Tuesday 2 May 2017

Is STI ETF a Worthwhile Investment?

A lot of investors prefer investing in ETFs rather than Unit Trusts due to it's low fees. For Singaporeans, we may choose to invest in STI ETFs. There are two STI ETFs listed in the SGX, SPDR STI ETF and Nikko AM STI ETF. Today, I will show well Niko AM STI ETF holds up against the performance of 2 Unit Trusts, Aberdeen Singapore Equity and First State Dividend Advantage. It is not exactly an apple to apple comparison as First State Dividend Advantage is invested in Asia Pacific regions other besides Singapore.

Let's take a look at a 1 year chart. If we invest in $100 in each of them, at the end of a 1 year period ending Apr 25 2017, we would receive $117.50 from First State Dividend Advantage, $113.72 from Nikko AM STI ETF, $109.43 from STI Index and $116.11 from Aberdeen Singapore Equity.

                        Screenshot using Fundsupermart's Chart Centre function

1 year may be too short to judge the performance right? Ok, let's take a look at their 5 year chart. Now we can really see a huge difference in performance. If we invest in $100 in each of them, at the end of a 5 year period ending Mar 30 2017, we would receive $163.65 from First State Dividend Advantage, $122.01 from Nikko AM STI ETF, $106.60 from STI Index and $123.73 from Aberdeen Singapore Equity. To be fair to Nikko AM STI ETF, we may need to add back the dividends to account for the overall performance. If we add back say $15, the performance would be better than Aberdeen Singapore Equity. However, I can't confirm if the Chart already factors in the dividends for the ETF. I also added in SPDR STI ETF for this comparison and the returns is $122.69.


Finally, let's look at 10 year comparison chart. For this comparison, we will need to ignore Nikko AM Singapore STI ETF as it didn't experience the 2008-2009 market correction. The ETF only started after the huge correction.

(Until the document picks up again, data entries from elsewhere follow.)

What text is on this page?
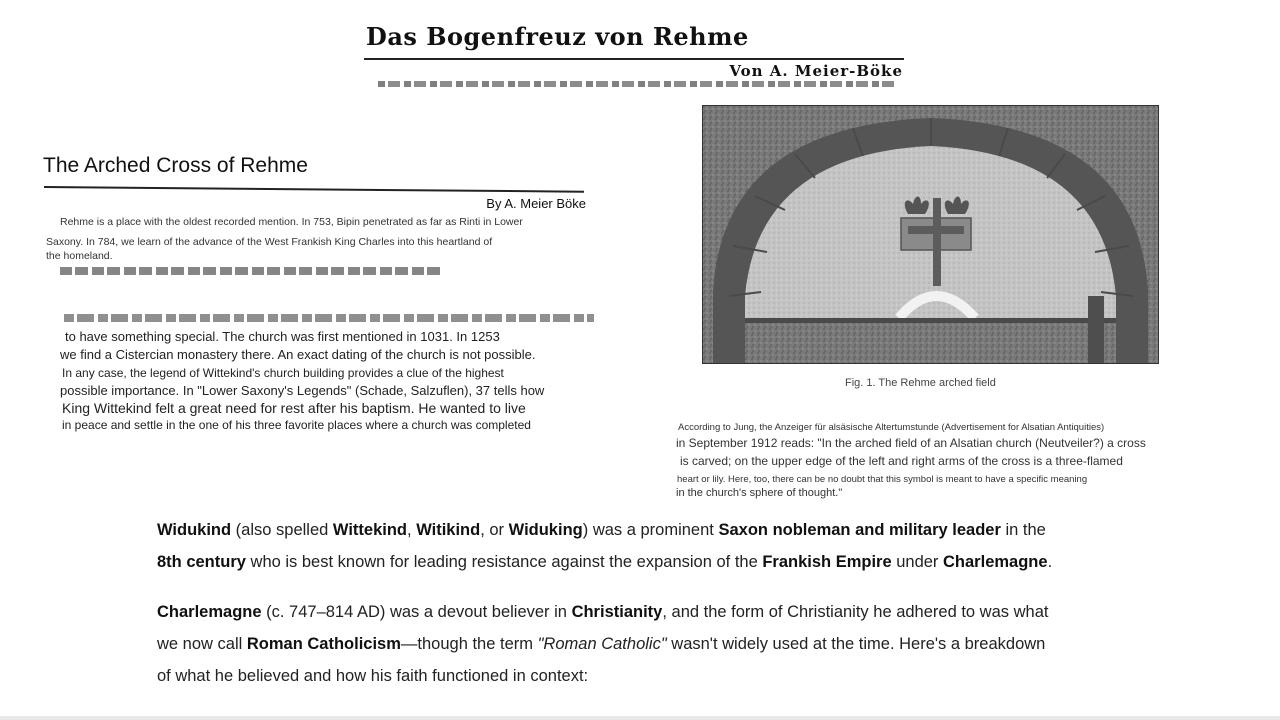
Das Bogenfreuz von Rehme
Von A. Meier-Böke
The Arched Cross of Rehme
By A. Meier Böke
Rehme is a place with the oldest recorded mention. In 753, Bipin penetrated as far as Rinti in Lower
Saxony. In 784, we learn of the advance of the West Frankish King Charles into this heartland of
the homeland.
to have something special. The church was first mentioned in 1031. In 1253
we find a Cistercian monastery there. An exact dating of the church is not possible.
In any case, the legend of Wittekind's church building provides a clue of the highest
possible importance. In "Lower Saxony's Legends" (Schade, Salzuflen), 37 tells how
King Wittekind felt a great need for rest after his baptism. He wanted to live
in peace and settle in the one of his three favorite places where a church was completed
Fig. 1. The Rehme arched field
According to Jung, the Anzeiger für alsäsische Altertumstunde (Advertisement for Alsatian Antiquities)
in September 1912 reads: "In the arched field of an Alsatian church (Neutveiler?) a cross
is carved; on the upper edge of the left and right arms of the cross is a three-flamed
heart or lily. Here, too, there can be no doubt that this symbol is meant to have a specific meaning
in the church's sphere of thought."

Widukind (also spelled Wittekind, Witikind, or Widuking) was a prominent Saxon nobleman and military leader in the 8th century who is best known for leading resistance against the expansion of the Frankish Empire under Charlemagne.

Charlemagne (c. 747–814 AD) was a devout believer in Christianity, and the form of Christianity he adhered to was what we now call Roman Catholicism—though the term "Roman Catholic" wasn't widely used at the time. Here's a breakdown of what he believed and how his faith functioned in context:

Almost 50% drop from 2008-2009. If we invest in $100 in each of them, at the end of a 10 year period ended Mar 30 2017, we would receive $191.31 from First State Dividend Advantage, $131.75 from SPDR STI ETF, $94.46 from STI Index and $138.86 from Aberdeen Singapore Equity.


I went to SPDR website and below is a screenshot from their website. Ouch! 2.86% annualised compounded returns inclusive of dividends over the last 10 year period. Would STI ETF return to it's former glory? How many 10 years do investors have? If you are an STI ETF investor, you will have to decide if the current returns are good enough for you. The 1 year return looks good but is it sustainable? When I compare the 1 year return with an Asia Unit Trust, it also underperforms.

When I started investing in Unit Trusts many years back using online platforms such as FSM, there was a sales charge of 1.5%. It subsequently reduced to 0.75% as my investment amount increases and now it is 0% for all investors. However, FSM has a quarterly platform fee for cash investments which I have since shifted out my cash investments to dollarDex. Similar to ETF, it is possible to do DCA with Unit Trusts. My investments with dollarDex are currently only bonds/money market and not equities. 


As with all investments, it is possible to lose money with Unit Trusts. I sold my equity funds at 5 figure losses when the market was bad. I have since recovered the losses with my bond funds. I did also make money with equity funds during my time with FSM. This Post is not a recommendation to buy the Unit Trusts mentioned as I myself might sell my equities (using CPF OA) soon. I only want to highlight the performance of STI ETF and compare it with Equity Unit Trusts performance for the past 10 years. For me, I won't touch STI ETF. Ever.